Conventional wisdom has it that today’s Democratic Party lacks a serious foreign policy platform. For reasons not difficult to discern, Democrats have dismissed the charge as the caricature of mean-spirited Republicans and their media surrogates. But the evidence suggests that it has resonance within the party.

As the Boston Globe reported in early August, Democratic leaders have recently convened a series of closed-door discussions aimed at devising a “more aggressive foreign policy that focuses heavily on threats they say are being neglected by the Bush administration.” In particular, they hope to offer a strategy for curbing nuclear proliferation and dealing with those perennial diplomatic flashpoints, Iran and North Korea.

Their progress is not reassuring. Consider the foreign policy vision sketched by Nancy Pelosi and Harry Reid, respectively the Democratic leaders of the House and Senate, in a USA Today op-ed this week. In it, the authors show, as the headline writer perhaps too sympathetically puts it, how to “effectively confront nuclear threat from terrorists.”

So what do the Democratic leaders propose? Most important, they note, is to “track down and secure loose nuclear weapons and material,” especially in Russia, where there is “enough usable material for 80,000 nuclear weapons, and less than half of its nuclear weapons and materials have been protected from theft.” Hence the authors conclude that “[w]e need to move from a policy of assistance to a partnership so that Americans and Russians work together on a plan against this common threat.”
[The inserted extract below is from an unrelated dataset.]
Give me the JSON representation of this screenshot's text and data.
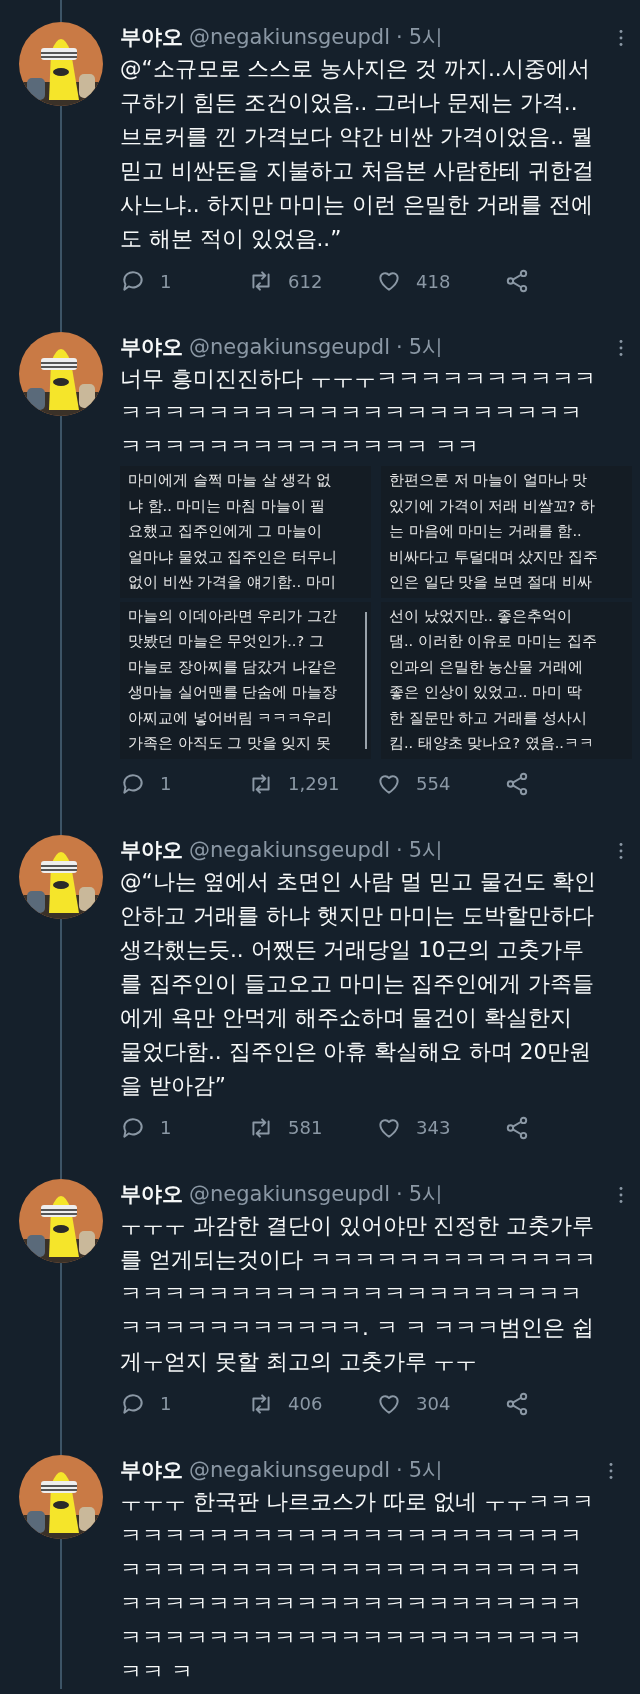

They are surely on to something here. Or at least they would be, if the president hadn’t put this very policy into action some time ago. In fact, back in February, President Bush and Russia’s Vladimir Putin worked out a pact to speed up security upgrades at Russia’s nuclear facilities, crack down on the production of weaponized uranium worldwide, and develop a joint response against the common threat of nuclear or radiological terrorist attack. It is apparently news to Pelosi and Reid that their new plan has been official U.S. policy for months.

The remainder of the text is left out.